You could, I suppose, if you really wanted to, try to find the same level of detached engagement in a tea shop, a restaurant, a library. . . but I think there is something particular about coffee at work here. "Coffee sets the blood in motion and stimulates the muscles," observed Honore de Balzac; "it accelerates the digestive processes, chases away sleep, and gives us the capacity to engage a little longer in the exercise of our intellects."
April 18, 2011
A Veteran Of A Thousand Psychic Wars
I was pleasantly surprised by the content of Anne R. Allen's post, "3 Questions to Ask Before You Jump on the Indie Publishing Bandwagon." For one thing, with a title like that and the use of the word "bandwagon," I really thought this was going to be another post from someone who's just trying to dismiss self-publishing as an all-around bad idea.
It's really not, though — she's not trying to dissuade anyone, she's just presenting literally that: three questions to ask first.
The main kind of preparedness she's talking about is something I don't see a lot of people mentioning: emotional preparedness.
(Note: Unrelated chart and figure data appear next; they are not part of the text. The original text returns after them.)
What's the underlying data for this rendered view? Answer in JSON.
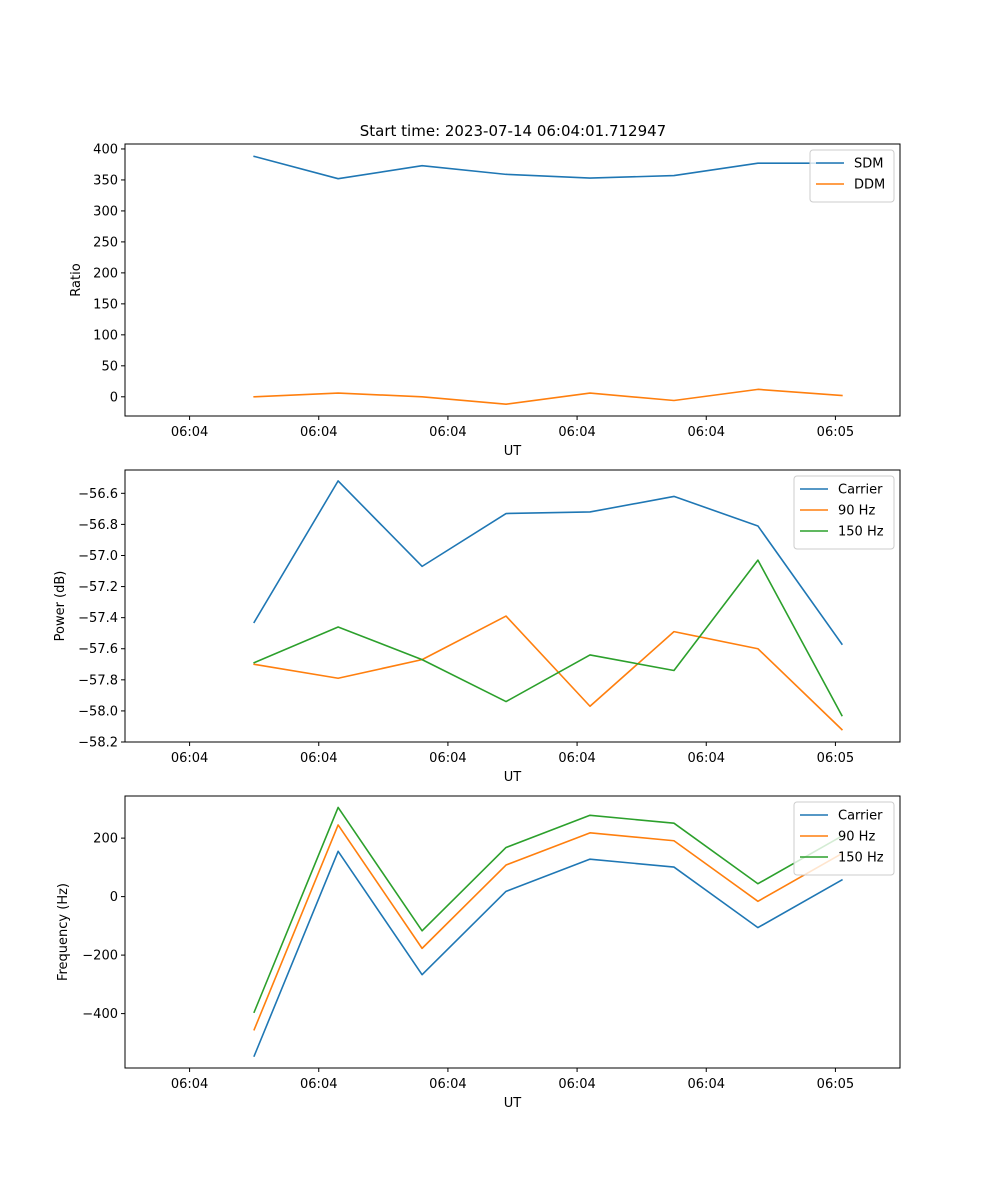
{
  "figure": {
    "title": "Start time: 2023-07-14 06:04:01.712947"
  },
  "colors": {
    "blue": "#1f77b4",
    "orange": "#ff7f0e",
    "green": "#2ca02c"
  },
  "chart_data": [
    {
      "type": "line",
      "title": "Start time: 2023-07-14 06:04:01.712947",
      "xlabel": "UT",
      "ylabel": "Ratio",
      "xlim": [
        -0.5,
        5.5
      ],
      "xticks": [
        0,
        1,
        2,
        3,
        4,
        5
      ],
      "xtick_labels": [
        "06:04",
        "06:04",
        "06:04",
        "06:04",
        "06:04",
        "06:05"
      ],
      "x": [
        0.5,
        1.15,
        1.8,
        2.45,
        3.1,
        3.75,
        4.4,
        5.05
      ],
      "ylim": [
        -31,
        408
      ],
      "yticks": [
        0,
        50,
        100,
        150,
        200,
        250,
        300,
        350,
        400
      ],
      "ytick_labels": [
        "0",
        "50",
        "100",
        "150",
        "200",
        "250",
        "300",
        "350",
        "400"
      ],
      "legend": "top-right",
      "series": [
        {
          "name": "SDM",
          "color": "#1f77b4",
          "values": [
            388,
            352,
            373,
            359,
            353,
            357,
            377,
            377
          ]
        },
        {
          "name": "DDM",
          "color": "#ff7f0e",
          "values": [
            0,
            6,
            0,
            -12,
            6,
            -6,
            12,
            2
          ]
        }
      ]
    },
    {
      "type": "line",
      "title": "",
      "xlabel": "UT",
      "ylabel": "Power (dB)",
      "xlim": [
        -0.5,
        5.5
      ],
      "xticks": [
        0,
        1,
        2,
        3,
        4,
        5
      ],
      "xtick_labels": [
        "06:04",
        "06:04",
        "06:04",
        "06:04",
        "06:04",
        "06:05"
      ],
      "x": [
        0.5,
        1.15,
        1.8,
        2.45,
        3.1,
        3.75,
        4.4,
        5.05
      ],
      "ylim": [
        -58.2,
        -56.45
      ],
      "yticks": [
        -58.2,
        -58.0,
        -57.8,
        -57.6,
        -57.4,
        -57.2,
        -57.0,
        -56.8,
        -56.6
      ],
      "ytick_labels": [
        "−58.2",
        "−58.0",
        "−57.8",
        "−57.6",
        "−57.4",
        "−57.2",
        "−57.0",
        "−56.8",
        "−56.6"
      ],
      "legend": "top-right",
      "series": [
        {
          "name": "Carrier",
          "color": "#1f77b4",
          "values": [
            -57.43,
            -56.52,
            -57.07,
            -56.73,
            -56.72,
            -56.62,
            -56.81,
            -57.57
          ]
        },
        {
          "name": "90 Hz",
          "color": "#ff7f0e",
          "values": [
            -57.7,
            -57.79,
            -57.67,
            -57.39,
            -57.97,
            -57.49,
            -57.6,
            -58.12
          ]
        },
        {
          "name": "150 Hz",
          "color": "#2ca02c",
          "values": [
            -57.69,
            -57.46,
            -57.67,
            -57.94,
            -57.64,
            -57.74,
            -57.03,
            -58.03
          ]
        }
      ]
    },
    {
      "type": "line",
      "title": "",
      "xlabel": "UT",
      "ylabel": "Frequency (Hz)",
      "xlim": [
        -0.5,
        5.5
      ],
      "xticks": [
        0,
        1,
        2,
        3,
        4,
        5
      ],
      "xtick_labels": [
        "06:04",
        "06:04",
        "06:04",
        "06:04",
        "06:04",
        "06:05"
      ],
      "x": [
        0.5,
        1.15,
        1.8,
        2.45,
        3.1,
        3.75,
        4.4,
        5.05
      ],
      "ylim": [
        -586,
        344
      ],
      "yticks": [
        -400,
        -200,
        0,
        200
      ],
      "ytick_labels": [
        "−400",
        "−200",
        "0",
        "200"
      ],
      "legend": "top-right",
      "series": [
        {
          "name": "Carrier",
          "color": "#1f77b4",
          "values": [
            -545,
            155,
            -267,
            18,
            128,
            101,
            -106,
            57
          ]
        },
        {
          "name": "90 Hz",
          "color": "#ff7f0e",
          "values": [
            -455,
            245,
            -177,
            108,
            218,
            191,
            -16,
            147
          ]
        },
        {
          "name": "150 Hz",
          "color": "#2ca02c",
          "values": [
            -395,
            305,
            -117,
            168,
            278,
            251,
            44,
            207
          ]
        }
      ]
    }
  ]
}
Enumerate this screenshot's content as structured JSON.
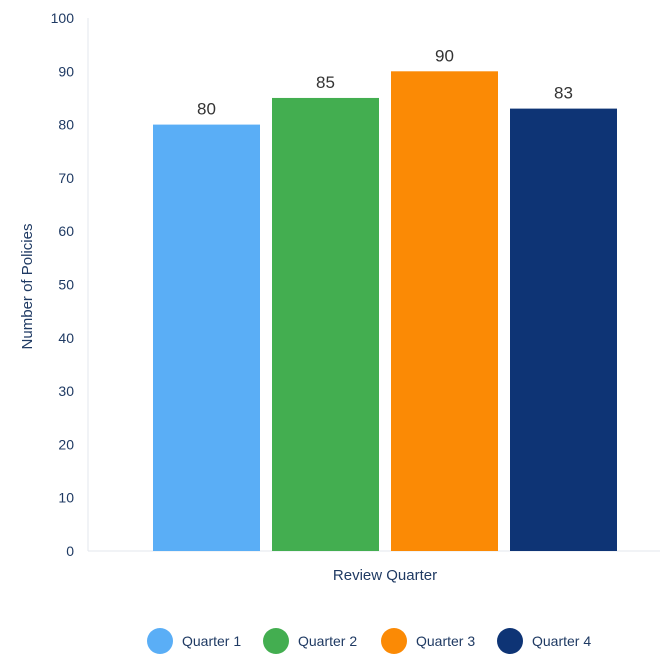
{
  "chart_data": {
    "type": "bar",
    "title": "",
    "xlabel": "Review Quarter",
    "ylabel": "Number of Policies",
    "ylim": [
      0,
      100
    ],
    "yticks": [
      0,
      10,
      20,
      30,
      40,
      50,
      60,
      70,
      80,
      90,
      100
    ],
    "categories": [
      "Quarter 1",
      "Quarter 2",
      "Quarter 3",
      "Quarter 4"
    ],
    "values": [
      80,
      85,
      90,
      83
    ],
    "colors": [
      "#5aaef6",
      "#43ae50",
      "#fb8a05",
      "#0e3475"
    ],
    "data_labels": [
      "80",
      "85",
      "90",
      "83"
    ],
    "grid": false,
    "legend": {
      "position": "bottom",
      "entries": [
        "Quarter 1",
        "Quarter 2",
        "Quarter 3",
        "Quarter 4"
      ]
    }
  }
}
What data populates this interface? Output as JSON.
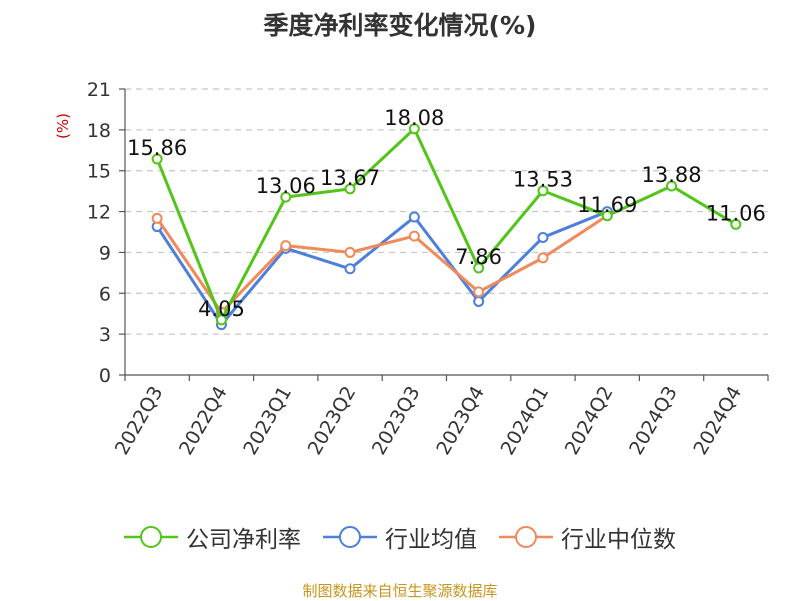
{
  "chart_data": {
    "type": "line",
    "title": "季度净利率变化情况(%)",
    "ylabel": "(%)",
    "categories": [
      "2022Q3",
      "2022Q4",
      "2023Q1",
      "2023Q2",
      "2023Q3",
      "2023Q4",
      "2024Q1",
      "2024Q2",
      "2024Q3",
      "2024Q4"
    ],
    "yticks": [
      "0",
      "3",
      "6",
      "9",
      "12",
      "15",
      "18",
      "21"
    ],
    "ylim": [
      0,
      21
    ],
    "grid": "horizontal dashed",
    "legend_position": "bottom",
    "series": [
      {
        "name": "公司净利率",
        "color": "#52c41a",
        "values": [
          15.86,
          4.05,
          13.06,
          13.67,
          18.08,
          7.86,
          13.53,
          11.69,
          13.88,
          11.06
        ],
        "labels": [
          "15.86",
          "4.05",
          "13.06",
          "13.67",
          "18.08",
          "7.86",
          "13.53",
          "11.69",
          "13.88",
          "11.06"
        ]
      },
      {
        "name": "行业均值",
        "color": "#4e7fdc",
        "values": [
          10.9,
          3.7,
          9.3,
          7.8,
          11.6,
          5.4,
          10.1,
          12.0,
          null,
          null
        ]
      },
      {
        "name": "行业中位数",
        "color": "#f08a5a",
        "values": [
          11.5,
          4.6,
          9.5,
          9.0,
          10.2,
          6.1,
          8.6,
          11.7,
          null,
          null
        ]
      }
    ]
  },
  "source": "制图数据来自恒生聚源数据库"
}
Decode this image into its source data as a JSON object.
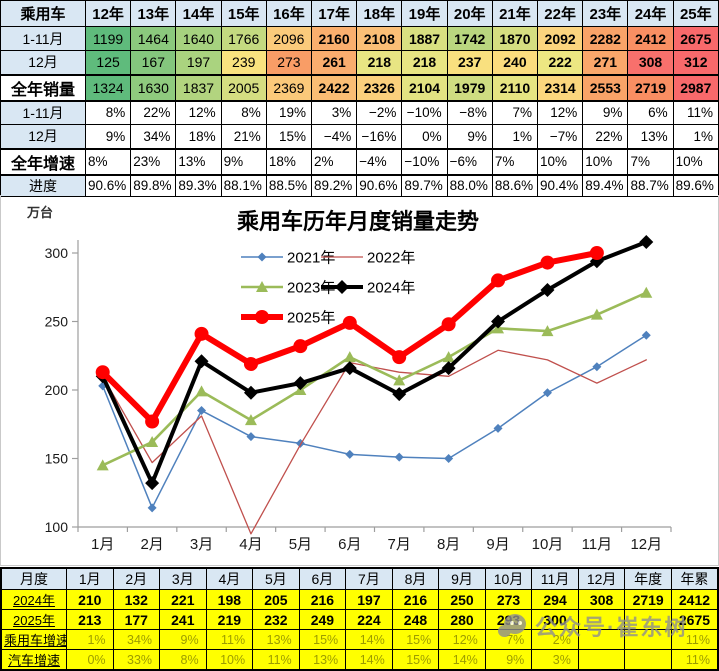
{
  "top_table": {
    "header": [
      "乘用车",
      "12年",
      "13年",
      "14年",
      "15年",
      "16年",
      "17年",
      "18年",
      "19年",
      "20年",
      "21年",
      "22年",
      "23年",
      "24年",
      "25年"
    ],
    "rows": [
      {
        "label": "1-11月",
        "type": "values",
        "bold_from": 5,
        "values": [
          "1199",
          "1464",
          "1640",
          "1766",
          "2096",
          "2160",
          "2108",
          "1887",
          "1742",
          "1870",
          "2092",
          "2282",
          "2412",
          "2675"
        ],
        "colors": [
          "#5FBB7C",
          "#8BC97D",
          "#A6D27F",
          "#C4DA80",
          "#FBCB7B",
          "#FAAF6E",
          "#FBBF76",
          "#D9E081",
          "#B9D67F",
          "#D5DE81",
          "#FBD47E",
          "#F9A368",
          "#F98F63",
          "#F8696B"
        ]
      },
      {
        "label": "12月",
        "type": "values",
        "bold_from": 5,
        "values": [
          "125",
          "167",
          "197",
          "239",
          "273",
          "261",
          "218",
          "218",
          "237",
          "240",
          "222",
          "271",
          "308",
          "312"
        ],
        "colors": [
          "#5FBB7C",
          "#84C67D",
          "#AAD37F",
          "#F9E37F",
          "#F99D66",
          "#FAAD6E",
          "#E8E583",
          "#E8E583",
          "#F9E07F",
          "#FBDC7E",
          "#EDE782",
          "#FAA76B",
          "#F8706C",
          "#F8696B"
        ]
      },
      {
        "label": "全年销量",
        "type": "values",
        "big": true,
        "hline": true,
        "bold_from": 5,
        "values": [
          "1324",
          "1630",
          "1837",
          "2005",
          "2369",
          "2422",
          "2326",
          "2104",
          "1979",
          "2110",
          "2314",
          "2553",
          "2719",
          "2987"
        ],
        "colors": [
          "#5FBB7C",
          "#8FCA7E",
          "#B2D47F",
          "#D5DE81",
          "#FBC97A",
          "#FABD74",
          "#FBD07C",
          "#E3E382",
          "#CFDD81",
          "#E6E482",
          "#FBD67D",
          "#F9A368",
          "#F98E62",
          "#F8696B"
        ]
      },
      {
        "label": "1-11月",
        "type": "pct-right",
        "values": [
          "8%",
          "22%",
          "12%",
          "8%",
          "19%",
          "3%",
          "−2%",
          "−10%",
          "−8%",
          "7%",
          "12%",
          "9%",
          "6%",
          "11%"
        ]
      },
      {
        "label": "12月",
        "type": "pct-right",
        "values": [
          "9%",
          "34%",
          "18%",
          "21%",
          "15%",
          "−4%",
          "−16%",
          "0%",
          "9%",
          "1%",
          "−7%",
          "22%",
          "13%",
          "1%"
        ]
      },
      {
        "label": "全年增速",
        "type": "pct-left",
        "big": true,
        "hline": true,
        "short": true,
        "values": [
          "8%",
          "23%",
          "13%",
          "9%",
          "18%",
          "2%",
          "−4%",
          "−10%",
          "−6%",
          "7%",
          "10%",
          "10%",
          "7%",
          "10%"
        ]
      },
      {
        "label": "进度",
        "type": "pct-left",
        "short": true,
        "values": [
          "90.6%",
          "89.8%",
          "89.3%",
          "88.1%",
          "88.5%",
          "89.2%",
          "90.6%",
          "89.7%",
          "88.0%",
          "88.6%",
          "90.4%",
          "89.4%",
          "88.7%",
          "89.6%"
        ]
      }
    ]
  },
  "chart_data": {
    "type": "line",
    "title": "乘用车历年月度销量走势",
    "ylabel": "万台",
    "x": [
      "1月",
      "2月",
      "3月",
      "4月",
      "5月",
      "6月",
      "7月",
      "8月",
      "9月",
      "10月",
      "11月",
      "12月"
    ],
    "ylim": [
      100,
      320
    ],
    "yticks": [
      100,
      150,
      200,
      250,
      300
    ],
    "grid": false,
    "legend_position": "inside-top",
    "series": [
      {
        "name": "2021年",
        "color": "#4F81BD",
        "width": 1.5,
        "marker": "diamond",
        "values": [
          203,
          114,
          185,
          166,
          161,
          153,
          151,
          150,
          172,
          198,
          217,
          240
        ]
      },
      {
        "name": "2022年",
        "color": "#C0504D",
        "width": 1.3,
        "marker": "none",
        "values": [
          210,
          147,
          181,
          95,
          160,
          220,
          213,
          210,
          229,
          222,
          205,
          222
        ]
      },
      {
        "name": "2023年",
        "color": "#9BBB59",
        "width": 2.6,
        "marker": "triangle",
        "values": [
          145,
          162,
          199,
          178,
          200,
          224,
          207,
          224,
          245,
          243,
          255,
          271
        ]
      },
      {
        "name": "2024年",
        "color": "#000000",
        "width": 4,
        "marker": "diamond",
        "values": [
          210,
          132,
          221,
          198,
          205,
          216,
          197,
          216,
          250,
          273,
          294,
          308
        ]
      },
      {
        "name": "2025年",
        "color": "#FF0000",
        "width": 6,
        "marker": "circle",
        "values": [
          213,
          177,
          241,
          219,
          232,
          249,
          224,
          248,
          280,
          293,
          300
        ]
      }
    ]
  },
  "bottom_table": {
    "header": [
      "月度",
      "1月",
      "2月",
      "3月",
      "4月",
      "5月",
      "6月",
      "7月",
      "8月",
      "9月",
      "10月",
      "11月",
      "12月",
      "年度",
      "年累"
    ],
    "rows": [
      {
        "label": "2024年",
        "type": "values",
        "values": [
          "210",
          "132",
          "221",
          "198",
          "205",
          "216",
          "197",
          "216",
          "250",
          "273",
          "294",
          "308",
          "2719",
          "2412"
        ]
      },
      {
        "label": "2025年",
        "type": "values",
        "values": [
          "213",
          "177",
          "241",
          "219",
          "232",
          "249",
          "224",
          "248",
          "280",
          "293",
          "300",
          "",
          "",
          "2675"
        ]
      },
      {
        "label": "乘用车增速",
        "type": "pct",
        "values": [
          "1%",
          "34%",
          "9%",
          "11%",
          "13%",
          "15%",
          "14%",
          "15%",
          "12%",
          "7%",
          "2%",
          "",
          "",
          "11%"
        ]
      },
      {
        "label": "汽车增速",
        "type": "pct",
        "values": [
          "0%",
          "33%",
          "8%",
          "10%",
          "11%",
          "13%",
          "14%",
          "15%",
          "14%",
          "9%",
          "3%",
          "",
          "",
          "11%"
        ]
      }
    ]
  },
  "watermark": {
    "text": "公众号·崔东树"
  }
}
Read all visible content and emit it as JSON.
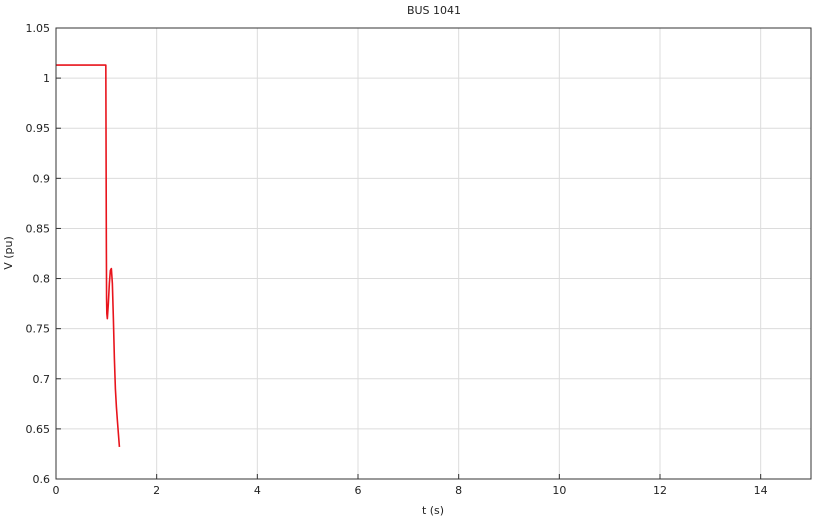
{
  "chart_data": {
    "type": "line",
    "title": "BUS 1041",
    "xlabel": "t (s)",
    "ylabel": "V (pu)",
    "xlim": [
      0,
      15
    ],
    "ylim": [
      0.6,
      1.05
    ],
    "xticks": [
      0,
      2,
      4,
      6,
      8,
      10,
      12,
      14
    ],
    "yticks": [
      0.6,
      0.65,
      0.7,
      0.75,
      0.8,
      0.85,
      0.9,
      0.95,
      1,
      1.05
    ],
    "xtick_labels": [
      "0",
      "2",
      "4",
      "6",
      "8",
      "10",
      "12",
      "14"
    ],
    "ytick_labels": [
      "0.6",
      "0.65",
      "0.7",
      "0.75",
      "0.8",
      "0.85",
      "0.9",
      "0.95",
      "1",
      "1.05"
    ],
    "grid": true,
    "series": [
      {
        "color": "#e8141c",
        "x": [
          0,
          0.99,
          1.0,
          1.005,
          1.01,
          1.02,
          1.04,
          1.06,
          1.08,
          1.1,
          1.12,
          1.14,
          1.16,
          1.18,
          1.2,
          1.22,
          1.24,
          1.26
        ],
        "y": [
          1.013,
          1.013,
          0.84,
          0.78,
          0.765,
          0.76,
          0.775,
          0.795,
          0.808,
          0.81,
          0.795,
          0.76,
          0.72,
          0.69,
          0.672,
          0.658,
          0.645,
          0.632
        ]
      }
    ]
  }
}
Namely, are you sure you're ready to deal with snarky comments and bad reviews?
"There are some unspoken benefits to the old query-fail-query-fail-submission-fail-editorial meeting-fail, fail, fail system. It not only gives us numerous readers to help hone that book to perfection—it also teaches us to deal with rejection, failure and bad reviews.
If you choose to self-publish because you can't handle the rejection of the query process, you're setting yourself up for worse pain later on. If those form rejections in your email sting, think of how you'll feel when very personal rejection is broadcast all over the blogosphere.
So there's a lesson here: don't publish until you're psychologically prepared to take the heat. Always keep in mind this is a business, and business can be nasty."
Emphasis above is mine, not hers. That was the sentence that leaped out at me — it's an excellent point, and very well put.
Me, I've got a pretty damn thick skin, earned in the constant flame wars of my youth. (I know the media likes to call this current generation the "Digital Natives," but I've been kicking around on the Internet since 1987. This is home to me, and I'm entirely used to the way people talk to, and about, each other.)